Driving the news: HackRead, a British trade publication, first spotted a listing Wednesday from the ShinyHunters hacking group on the dark web-based BreachForums, selling data allegedly stolen from Ticketmaster for $500,000.
- The group claims it has data tied to roughly 560 million Ticketmaster customers, including credit card information and customers' home addresses and email addresses.
- Since the initial report, the news has spiraled: The BBC, CBS, Mashable and others are all reporting the alleged breach at Ticketmaster. Even Australian government officials have weighed in.
Yes, but: Ticketmaster has yet to confirm if this stolen data is legitimate, and the listing is on a site that law enforcement claims it took down earlier this month.
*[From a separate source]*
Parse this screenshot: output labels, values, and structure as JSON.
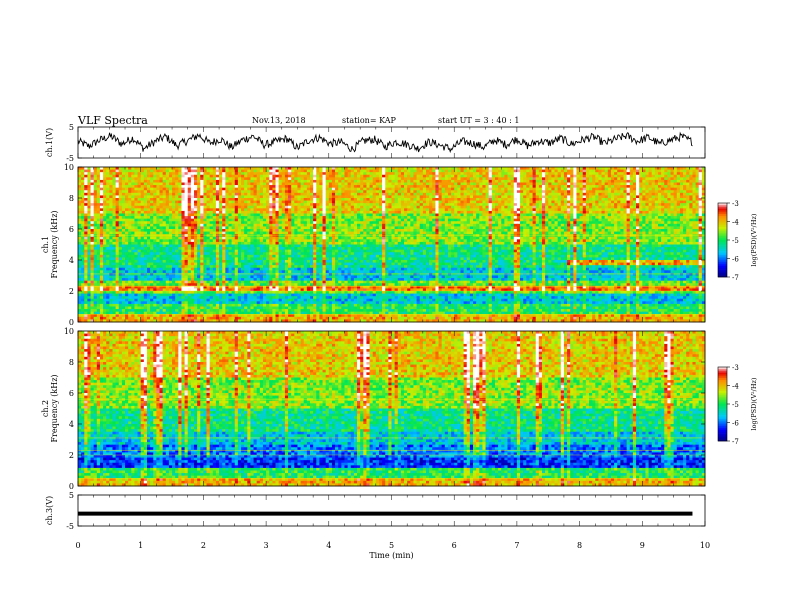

- Ticketmaster did not respond to Axios' requests for comments Thursday.
If true, the breach could have huge implications for Ticketmaster: The DOJ and a group of 30 state and district attorneys general filed an antitrust lawsuit against its parent company, Live Nation, last week.
- Ticketmaster's reputation has also been bruised as lawmakers and consumer groups continue to scrutinize its business practices.
Between the lines: Hackers are known to oversell what they've stolen and how powerful they are — especially when caught in law enforcement's crosshairs.
- After the LockBit ransomware gang went offline earlier this year, the group tried re-launching its services by publishing a list of "new" victims on its leak site a week later. But many of those victims weren't actually new.
- This isn't the first time BreachForums has gone down and come back to life: Last March, law enforcement arrested the then-administrator and seized the site.
The big picture: The cybercriminal ecosystem is nuanced, and most people don't understand the dynamics surrounding hackers' posts on these dark web data-selling forums.
- In the absence of an official company statement that either confirms or denies the alleged Ticketmaster breach, misinformation is starting to run rampant.
- Many publications have misconstrued the payment ShinyHunters is asking for as a ransom — although the group is just selling the data to the highest bidder, rather than demanding Ticketmaster pay $500,000 itself.
- The statement by Australian officials has also led many to think this incident has been confirmed, even though the officials have only said that they are working with Ticketmaster to understand what happened.
Zoom in: However, ShinyHunters does have a rich track record.
- The group has been operating since 2020, and has allegedly breached Microsoft and AT&T, too, according to Matt Hull, global head of threat intelligence at the NCC Group.
- Typically, they also break into companies through phishing campaigns and purchasing previously leaked passwords.